England hat gegen Italien verloren. Doch die Briten haben bei diesem ersten Spiel eine neue Schnelligkeit und Risikofreude gezeigt. Das ist mehr Erfolg als der vergebene Sieg.
«Du versuchst alles und bekommst nichts dafür – es ist ist brutal auf diesem Niveau», sagte Steven Gerrard. Der englische Kapitän sieht schon an erfolgreichen Tagen oft so aus, als müsse er das (Fußball-)Leid einer ganzen Nation schultern; am Sonntagabend war der Frust ob der vergeblichen Anstrengungen am Amazonas besonders schwer zu ertragen. Gerrard zuckte ein wenig gequält, als ihn jemand nach den «jungen Löwen» fragte, die Roy Hodgson auf Italien «losgelassen» hatte, doch dann fiel dem 34-Jährigen ein, dass im Vereinigten Königreich nicht nur das Ergebnis zählt.
An ungenügende Vorführungen gegen die Spitzenteams hat man sich seit dem Gewinn der Weltmeisterschaft 1966 gewöhnt, entscheidend ist mittlerweile die Art der Niederlage. In Manaus verschönerte jugendliches Draufgängertum, taktische Courage und Kampfesmut das 1:2, so konnte man am Ende einer kraftraubenden Schlacht doch recht mit sich zufrieden sein. «Wir haben gedrückt, gedrückt, gedrückt», sagte Gerrard, «wir haben alles gegeben und es gut gemacht».
Weg vom Defensivfussball
Roy Hodgson hatte sogar «das beste Spiel» der Mannschaft seiner Amtszeit gesehen. Der 66-Jährige hat den «impossible job», wie der Posten im Boulevard genannt wird, im Mai 2012 übernommen. In der Europameisterschaft ließ er England einen gut organisierten aber unansehnlichen Defensivfußball vorführen, ein paar Monate vor WM-Beginn hat der polyglotte Fußballlehrer jedoch die Freude am Risiko entdeckt. Jüngere Spieler wie Raheem Sterling (19, Liverpool), der gegen die Azzurri einer der wirksamsten Waffen im zentralen offensiven Mittelfeld war, sollen England voran bringen. Wenn es sein muss, auch auf Kosten der Ergebnisse. Die englische Öffentlichkeit goutiert den Strategiewechsel ausdrücklich: man sieht England lieber aufregend-glorreich scheitern als ein staubtrockenes 0:0 ermauern, wie im letzten Duell der beiden Länder in Kiew (EM-Viertelfinale 2012, Aus im Elfmeterschießen).

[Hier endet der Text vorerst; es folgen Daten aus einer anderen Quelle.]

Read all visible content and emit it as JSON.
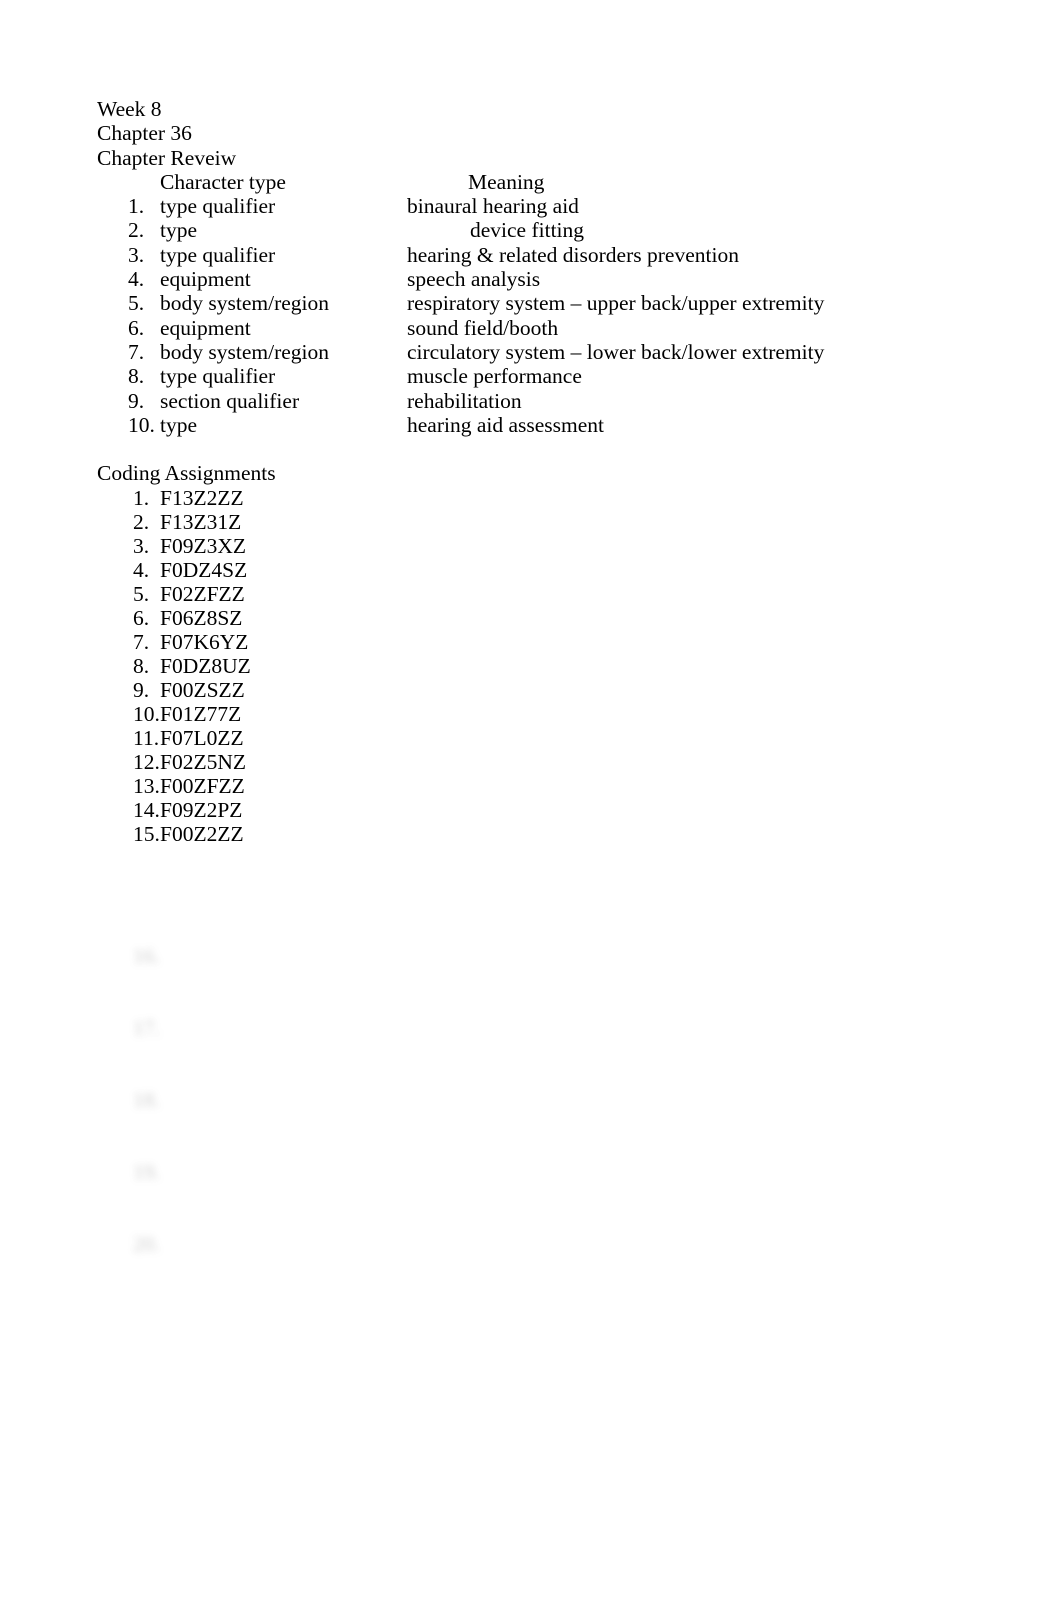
{
  "document": {
    "header_lines": [
      "Week 8",
      "Chapter 36",
      "Chapter Reveiw"
    ],
    "review_table": {
      "col_character_type": "Character type",
      "col_meaning": "Meaning",
      "rows": [
        {
          "num": "1.",
          "character_type": "type qualifier",
          "meaning": "binaural hearing aid"
        },
        {
          "num": "2.",
          "character_type": "type",
          "meaning": "device fitting"
        },
        {
          "num": "3.",
          "character_type": "type qualifier",
          "meaning": "hearing & related disorders prevention"
        },
        {
          "num": "4.",
          "character_type": "equipment",
          "meaning": "speech analysis"
        },
        {
          "num": "5.",
          "character_type": "body system/region",
          "meaning": "respiratory system – upper back/upper extremity"
        },
        {
          "num": "6.",
          "character_type": "equipment",
          "meaning": "sound field/booth"
        },
        {
          "num": "7.",
          "character_type": "body system/region",
          "meaning": "circulatory system – lower back/lower extremity"
        },
        {
          "num": "8.",
          "character_type": "type qualifier",
          "meaning": "muscle performance"
        },
        {
          "num": "9.",
          "character_type": "section qualifier",
          "meaning": "rehabilitation"
        },
        {
          "num": "10.",
          "character_type": "type",
          "meaning": "hearing aid assessment"
        }
      ]
    },
    "coding_assignments": {
      "title": "Coding Assignments",
      "items": [
        {
          "num": "1.",
          "code": "F13Z2ZZ"
        },
        {
          "num": "2.",
          "code": "F13Z31Z"
        },
        {
          "num": "3.",
          "code": "F09Z3XZ"
        },
        {
          "num": "4.",
          "code": "F0DZ4SZ"
        },
        {
          "num": "5.",
          "code": "F02ZFZZ"
        },
        {
          "num": "6.",
          "code": "F06Z8SZ"
        },
        {
          "num": "7.",
          "code": "F07K6YZ"
        },
        {
          "num": "8.",
          "code": "F0DZ8UZ"
        },
        {
          "num": "9.",
          "code": "F00ZSZZ"
        },
        {
          "num": "10.",
          "code": "F01Z77Z"
        },
        {
          "num": "11.",
          "code": "F07L0ZZ"
        },
        {
          "num": "12.",
          "code": "F02Z5NZ"
        },
        {
          "num": "13.",
          "code": "F00ZFZZ"
        },
        {
          "num": "14.",
          "code": "F09Z2PZ"
        },
        {
          "num": "15.",
          "code": "F00Z2ZZ"
        }
      ]
    },
    "obscured": {
      "note": "trailing content is blurred and illegible in the screenshot",
      "block_1": [
        {
          "num": "16.",
          "code": ""
        },
        {
          "num": "17.",
          "code": ""
        },
        {
          "num": "18.",
          "code": ""
        },
        {
          "num": "19.",
          "code": ""
        },
        {
          "num": "20.",
          "code": ""
        }
      ],
      "block_2": [
        "",
        "",
        "",
        "",
        "",
        ""
      ],
      "block_3": [
        "",
        "",
        "",
        "",
        "",
        ""
      ]
    }
  }
}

«Mein Gefühl sagt mir, dass wir heute viele Dinge richtig gemacht haben», sagte Hodgson. Viele englische Beobachter teilten diese Einschätzung. Sein Team bekam für den Versuch, die clever mit ihren Kräften haushaltenden Italiener mit schnellen Angriffen und eines hoch postierten Angriffsquartetts zu überwältigen, sehr gute Kritiken, auch wenn haarsträubende Abwehrfehler und eine leichte Abschlussschwäche («im letzten Drittel müssen wir besser sein, aber ich will auf niemand mit dem Finger zeigen», sagte Gerrard vorsichtig) die Fortschritte konterkarierten. «Es kann sein, dass England vorzeitig aus dieser wunderbaren WM-Party geschmissen wird aber immerhin lassen sie es darauf ankommen», frohlockte das fußballerische Leitmedium, der Daily Telegraph, «sie spielen mit einem Elan, den die vergangenen, sterilen Turniere vermissen ließ. England hat verloren, aber Freunde gewonnen.»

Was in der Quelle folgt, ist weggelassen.